The V matrix (which we can construct/approximate with vcalc()) is the variance-covariance matrix of the sampling errors of the effect size estimates within each study. To keep things simple, say our 'effect size measure' is simply a raw mean. And we have measured two different things (like cognition and anxiety) in a single group of subjects. So, the raw data in a study would simply be two columns, one for each variable, for the n subjects. Now imagine we would repeat this study over and over, each time computing the means of the two variables based on new samples of subjects drawn from the same population and then we would correlate these pairs of means -- that is the within-study correlation. But we just have run the study once. So we cannot correlate the pairs of means, since you cannot compute the correlation when you just have two numbers.
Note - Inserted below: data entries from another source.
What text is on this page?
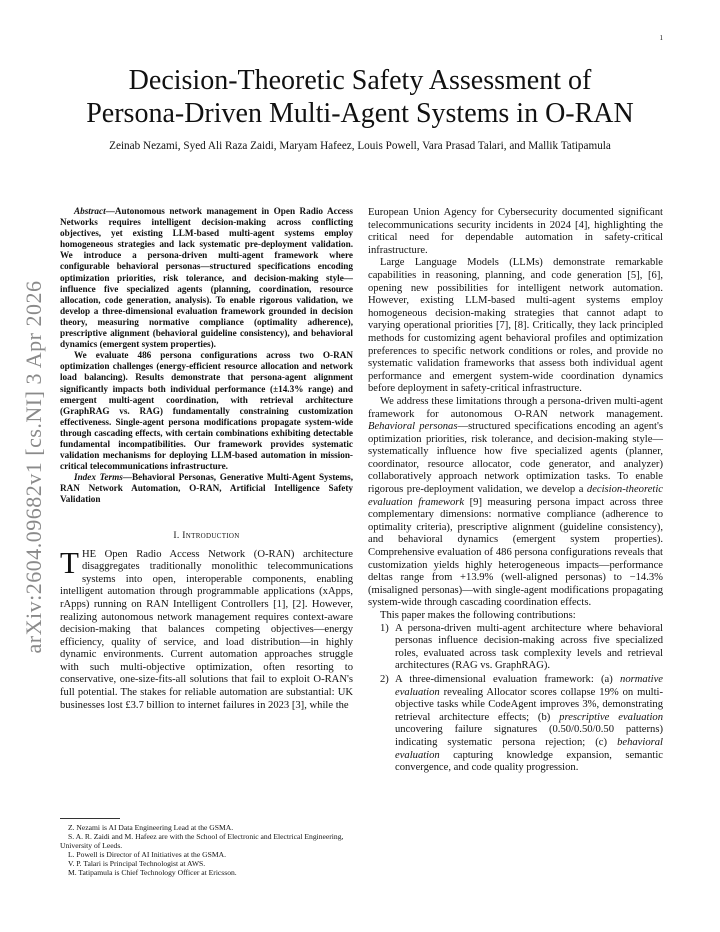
1
arXiv:2604.09682v1 [cs.NI] 3 Apr 2026
Decision-Theoretic Safety Assessment of
Persona-Driven Multi-Agent Systems in O-RAN
Zeinab Nezami, Syed Ali Raza Zaidi, Maryam Hafeez, Louis Powell, Vara Prasad Talari, and Mallik Tatipamula

Abstract—Autonomous network management in Open Radio Access Networks requires intelligent decision-making across conflicting objectives, yet existing LLM-based multi-agent systems employ homogeneous strategies and lack systematic pre-deployment validation. We introduce a persona-driven multi-agent framework where configurable behavioral personas—structured specifications encoding optimization priorities, risk tolerance, and decision-making style—influence five specialized agents (planning, coordination, resource allocation, code generation, analysis). To enable rigorous validation, we develop a three-dimensional evaluation framework grounded in decision theory, measuring normative compliance (optimality adherence), prescriptive alignment (behavioral guideline consistency), and behavioral dynamics (emergent system properties).

We evaluate 486 persona configurations across two O-RAN optimization challenges (energy-efficient resource allocation and network load balancing). Results demonstrate that persona-agent alignment significantly impacts both individual performance (±14.3% range) and emergent multi-agent coordination, with retrieval architecture (GraphRAG vs. RAG) fundamentally constraining customization effectiveness. Single-agent persona modifications propagate system-wide through cascading effects, with certain combinations exhibiting detectable fundamental incompatibilities. Our framework provides systematic validation mechanisms for deploying LLM-based automation in mission-critical telecommunications infrastructure.

Index Terms—Behavioral Personas, Generative Multi-Agent Systems, RAN Network Automation, O-RAN, Artificial Intelligence Safety Validation

I. Introduction

THE Open Radio Access Network (O-RAN) architecture disaggregates traditionally monolithic telecommunications systems into open, interoperable components, enabling intelligent automation through programmable applications (xApps, rApps) running on RAN Intelligent Controllers [1], [2]. However, realizing autonomous network management requires context-aware decision-making that balances competing objectives—energy efficiency, quality of service, and load distribution—in highly dynamic environments. Current automation approaches struggle with such multi-objective optimization, often resorting to conservative, one-size-fits-all solutions that fail to exploit O-RAN's full potential. The stakes for reliable automation are substantial: UK businesses lost £3.7 billion to internet failures in 2023 [3], while the

Z. Nezami is AI Data Engineering Lead at the GSMA.

S. A. R. Zaidi and M. Hafeez are with the School of Electronic and Electrical Engineering, University of Leeds.

L. Powell is Director of AI Initiatives at the GSMA.

V. P. Talari is Principal Technologist at AWS.

M. Tatipamula is Chief Technology Officer at Ericsson.

European Union Agency for Cybersecurity documented significant telecommunications security incidents in 2024 [4], highlighting the critical need for dependable automation in safety-critical infrastructure.

Large Language Models (LLMs) demonstrate remarkable capabilities in reasoning, planning, and code generation [5], [6], opening new possibilities for intelligent network automation. However, existing LLM-based multi-agent systems employ homogeneous decision-making strategies that cannot adapt to varying operational priorities [7], [8]. Critically, they lack principled methods for customizing agent behavioral profiles and optimization preferences to specific network conditions or roles, and provide no systematic validation frameworks that assess both individual agent performance and emergent system-wide coordination dynamics before deployment in safety-critical infrastructure.

We address these limitations through a persona-driven multi-agent framework for autonomous O-RAN network management. Behavioral personas—structured specifications encoding an agent's optimization priorities, risk tolerance, and decision-making style—systematically influence how five specialized agents (planner, coordinator, resource allocator, code generator, and analyzer) collaboratively approach network optimization tasks. To enable rigorous pre-deployment validation, we develop a decision-theoretic evaluation framework [9] measuring persona impact across three complementary dimensions: normative compliance (adherence to optimality criteria), prescriptive alignment (guideline consistency), and behavioral dynamics (emergent system properties). Comprehensive evaluation of 486 persona configurations reveals that customization yields highly heterogeneous impacts—performance deltas range from +13.9% (well-aligned personas) to −14.3% (misaligned personas)—with single-agent modifications propagating system-wide through cascading coordination effects.

This paper makes the following contributions:

1) A persona-driven multi-agent architecture where behavioral personas influence decision-making across five specialized roles, evaluated across task complexity levels and retrieval architectures (RAG vs. GraphRAG).
2) A three-dimensional evaluation framework: (a) normative evaluation revealing Allocator scores collapse 19% on multi-objective tasks while CodeAgent improves 3%, demonstrating retrieval architecture effects; (b) prescriptive evaluation uncovering failure signatures (0.50/0.50/0.50 patterns) indicating systematic persona rejection; (c) behavioral evaluation capturing knowledge expansion, semantic convergence, and code quality progression.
However, it turns out that the correlation between the raw data (say, r) is an estimate of the correlation between the two means!

This is essentially the same principle as what is used in computing (or rather: estimating) the sampling variance of an effect size measure. In theory, the sampling variance is the variance in the effect size estimates we would obtain if we theoretically would repeat the same study over and over under identical circumstances. But we don't do that, since the study was run once. We have our effect size estimate from that study and now we want to know what its variance would have been if we had repeated the study over and over. For a mean, we can estimate its sampling variance by dividing the variance of the raw data by n. So, we can do this for the cognition mean (variance of the raw cognition values divided by n) and the anxiety mean (variance of the raw anxiety values divided by n). Those are the sampling variances. And the covariance between the two means is estimated by taking the correlation between the raw data and multiplying that by the square root of the product of the two sampling variances (i.e., cov = r * sqrt(sampling_var_1 * sampling_var_2)).

This will give me the 2x2 matrix that goes into the V matrix for this particular study, which reflects the dependency in the two estimates within this study. So, the 'rho' for vcalc() is about this within-study correlation ('r' above).

Sidenote: For other effect size measures that are more commonly used in meta-analyses (instead of simply means) like standardized mean differences, (log) odds/risk ratios, and so on, the equations that need to be used to compute/estimate their sampling variances and the correlation between two estimates computed based on the same sample of subjects are of course different than those used for means.

But in a meta-analaysis, we have multiple studies. And for each study, there is a pair of means (or whatever the effect size measure is). Another type of correlation we can ask about is the correlation in the underlying *true* means (assuming that the true means of the two variables are not constant across studies). This is what we can estimate by fitting a model like:

rma.mv(yi, V, mods = ~ outcome, random = ~ outcome | study, struct="UN", data=mydata)

So, yi is the vector with the means for the two outcomes for all of the studies, V is the var-cov matrix we constructed above (block-diagonal with 2x2 blocks), outcome distinguishes if a value in yi is a mean for the first or the second outcome, and 'study' is a study identifier.

Sidenote: If a study did not measure both outcomes, then this is no problem -- it just provides one value to 'yi' and its part in the V matrix is just a 1x1 block.

By adding a random effect for 'outcome within study' (random = ~ outcome | study) with an 'unstructured variance-covariance matrix' (struct="UN"), we estimate the variance in the *true* means for the first and second outcome (and we allow those two variances to be different) and we estimate the covariance/correlation between the true means. This is the 'rho' for the correlation of the true means.

Note that it is important above that we use rma.mv(yi, V, ...) and not just rma.mv(yi, vi, ...), since the latter would assume that the within-study correlations are 0. The effect of this is (typically) that we would overestimate the correlation of the true means.

And finally, yes, there can be other 'rho' types (or more generally, correlations, because what we call these correlations is completely arbitrary). For example, there can be autocorrelations when the same effect size is repeatedly measured over time in a group of subjects (then we can have within-study autocorrelation and also the autocorrelation in the true means).

I hope this clarifies things a bit.

Best,
Wolfgang